Os aspetos organizacionais e administrativos ligados à atividade policial são aqueles que mais contribuem para situações de burnout nos polícias. A conclusão consta de um estudo internacional que acaba de ser publicado no Journal of Affective Disorders, e que contou com a participação de Lucas Alves, estudante de Mestrado de Medicina Legal do Instituto de Ciências Biomédicas Abel Salazar da Universidade do Porto (ICBAS), e da sua orientadora, Mariana Pinto da Costa.

Numa época em que se fala cada vez mais em Saúde Mental, a dupla do ICBAS juntou-se a investigadores de Espanha e do Reino Unido com o propósito de identificar os fatores que podem estar relacionados com o burnout nos polícias, compilando, através de uma revisão sistemática da literatura, os vários estudos desenvolvidos em todo o mundo sobre este tema.

De entre os fatores psicossociais de risco e de proteção que estabeleciam uma associação estatisticamente significativa com o burnout, os autores do estudo verificaram um claro destaque para os fatores relacionados com aspetos organizacionais e administrativos.

Desta forma, para muitos profissionais de policia, as tarefas associadas ao seu tipo de trabalho, como a constante vigilância, a frequente exposição a cenários violentos e traumáticos, tornam-se desgastantes e debilitantes. Além disso, têm de lidar com aspetos organizacionais que, muitas vezes, por serem percecionados como opressivos e desnecessários, representam uma grande fonte de stress.

Segundo Lucas Alves, “os fatores do tipo organizacional foram os mais presentes para o burnout nos agentes da polícia. Mas estes encontram-se também presentes nos estudos sobre burnout noutros profissionais”. Ainda assim, “o burnout não se limita apenas a este tipo de fatores e não devemos, de todo, descurar fatores sociais, demográficos ou variáveis relacionadas com a personalidade do indivíduo”, alerta o primeiro autor do artigo.

Já Mariana Pinto da Costa explica que “a nossa revisão sistemática da literatura identificou os fatores organizacionais e operacionais como os fatores mais significativos para o burnout em polícias. Um facto que, para a professora auxiliar do ICBAS, orientadora e coautora do estudo, evidencia “a necessidade de investir em estratégias para mitigar os fatores de risco e maximizar os fatores protetores de forma a apoiar a saúde mental dos polícias, com impacto na população em geral”.

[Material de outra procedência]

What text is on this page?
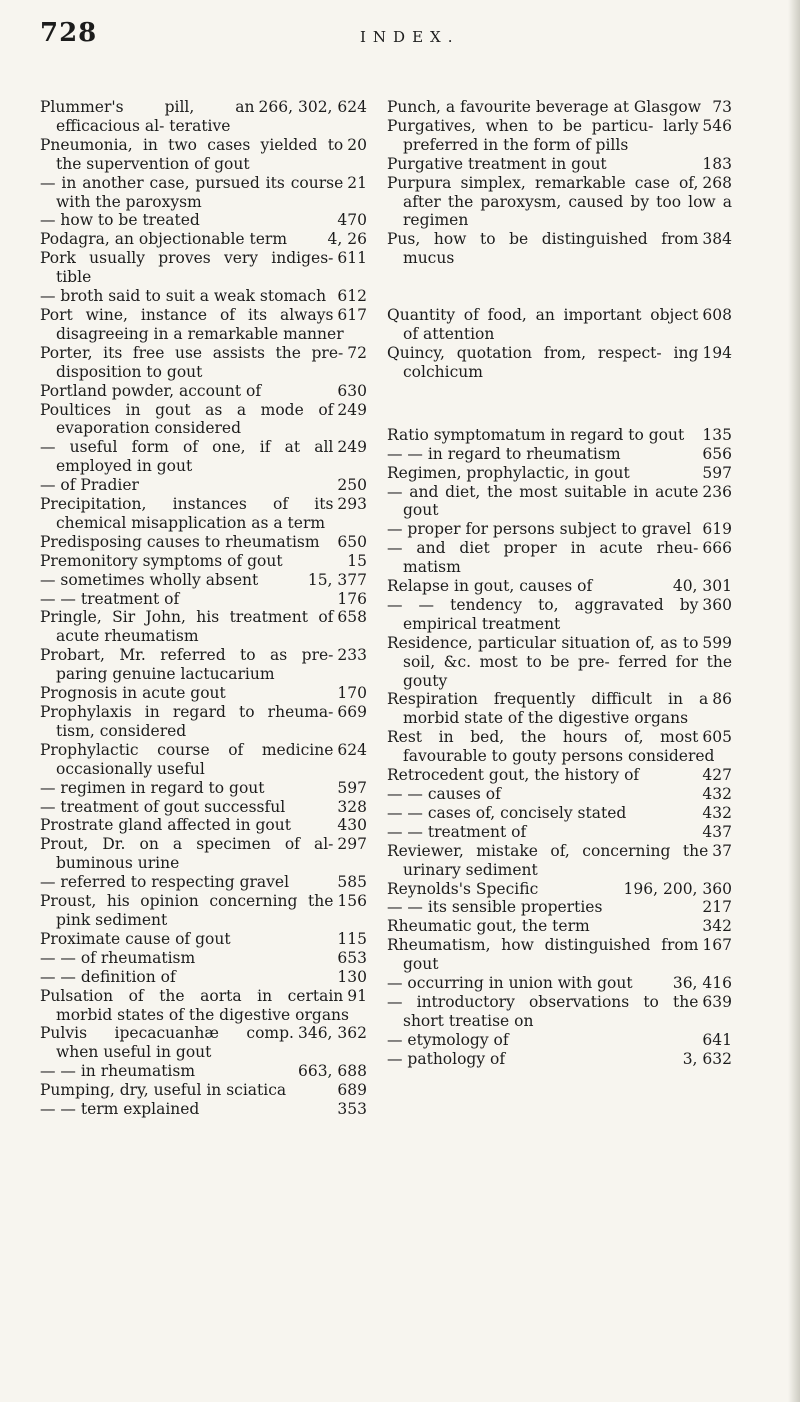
728	INDEX.
266, 302, 624
Plummer's pill, an efficacious al- terative
20
Pneumonia, in two cases yielded to the supervention of gout
21
— in another case, pursued its course with the paroxysm
470
— how to be treated
4, 26
Podagra, an objectionable term
611
Pork usually proves very indiges- tible
612
— broth said to suit a weak stomach
617
Port wine, instance of its always disagreeing in a remarkable manner
72
Porter, its free use assists the pre- disposition to gout
630
Portland powder, account of
249
Poultices in gout as a mode of evaporation considered
249
— useful form of one, if at all employed in gout
250
— of Pradier
293
Precipitation, instances of its chemical misapplication as a term
650
Predisposing causes to rheumatism
15
Premonitory symptoms of gout
15, 377
— sometimes wholly absent
176
— — treatment of
658
Pringle, Sir John, his treatment of acute rheumatism
233
Probart, Mr. referred to as pre- paring genuine lactucarium
170
Prognosis in acute gout
669
Prophylaxis in regard to rheuma- tism, considered
624
Prophylactic course of medicine occasionally useful
597
— regimen in regard to gout
328
— treatment of gout successful
430
Prostrate gland affected in gout
297
Prout, Dr. on a specimen of al- buminous urine
585
— referred to respecting gravel
156
Proust, his opinion concerning the pink sediment
115
Proximate cause of gout
653
— — of rheumatism
130
— — definition of
91
Pulsation of the aorta in certain morbid states of the digestive organs
346, 362
Pulvis ipecacuanhæ comp. when useful in gout
663, 688
— — in rheumatism
689
Pumping, dry, useful in sciatica
353
— — term explained
73
Punch, a favourite beverage at Glasgow
546
Purgatives, when to be particu- larly preferred in the form of pills
183
Purgative treatment in gout
268
Purpura simplex, remarkable case of, after the paroxysm, caused by too low a regimen
384
Pus, how to be distinguished from mucus
608
Quantity of food, an important object of attention
194
Quincy, quotation from, respect- ing colchicum
135
Ratio symptomatum in regard to gout
656
— — in regard to rheumatism
597
Regimen, prophylactic, in gout
236
— and diet, the most suitable in acute gout
619
— proper for persons subject to gravel
666
— and diet proper in acute rheu- matism
40, 301
Relapse in gout, causes of
360
— — tendency to, aggravated by empirical treatment
599
Residence, particular situation of, as to soil, &c. most to be pre- ferred for the gouty
86
Respiration frequently difficult in a morbid state of the digestive organs
605
Rest in bed, the hours of, most favourable to gouty persons considered
427
Retrocedent gout, the history of
432
— — causes of
432
— — cases of, concisely stated
437
— — treatment of
37
Reviewer, mistake of, concerning the urinary sediment
196, 200, 360
Reynolds's Specific
217
— — its sensible properties
342
Rheumatic gout, the term
167
Rheumatism, how distinguished from gout
36, 416
— occurring in union with gout
639
— introductory observations to the short treatise on
641
— etymology of
3, 632
— pathology of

A importância de zelar pela saúde mental nos polícias

Os resultados deste estudo têm um impacto relevante ao alertar e sensibilizar os decisores políticos e a tutela dos vários departamentos de polícia, para a criação de estratégias de prevenção e intervenções que possam aumentar o bem-estar dos profissionais da polícia no seu local de trabalho.

“Na sociedade, a polícia detém o poder e o dever de fazer cumprir as leis, preservar a paz, prevenir a prática de crimes, proteger os direitos e liberdades civis e prestar serviços à comunidade onde se insere. Para manter e assegurar estes interesses, é fundamental que os polícias se encontrem no melhor estado possível de saúde física e mental”, enfatiza Mariana Pinto da Costa.

Na verdade, são múltiplas as consequências que o burnout pode ter nos agentes da polícia. Tendências suicidas, comportamentos agressivos, fraca performance, intenção de desistir, dor musculosquelética, doença cardiovascular e sintomas depressivos, são apenas alguns exemplos.

Criar mudanças e implementar intervenções nas organizações policiais com este objetivo pode ser uma tarefa complexa. Trabalhar no sentido de desenvolver estratégias de prevenção e sensibilização parece ser o caminho a seguir.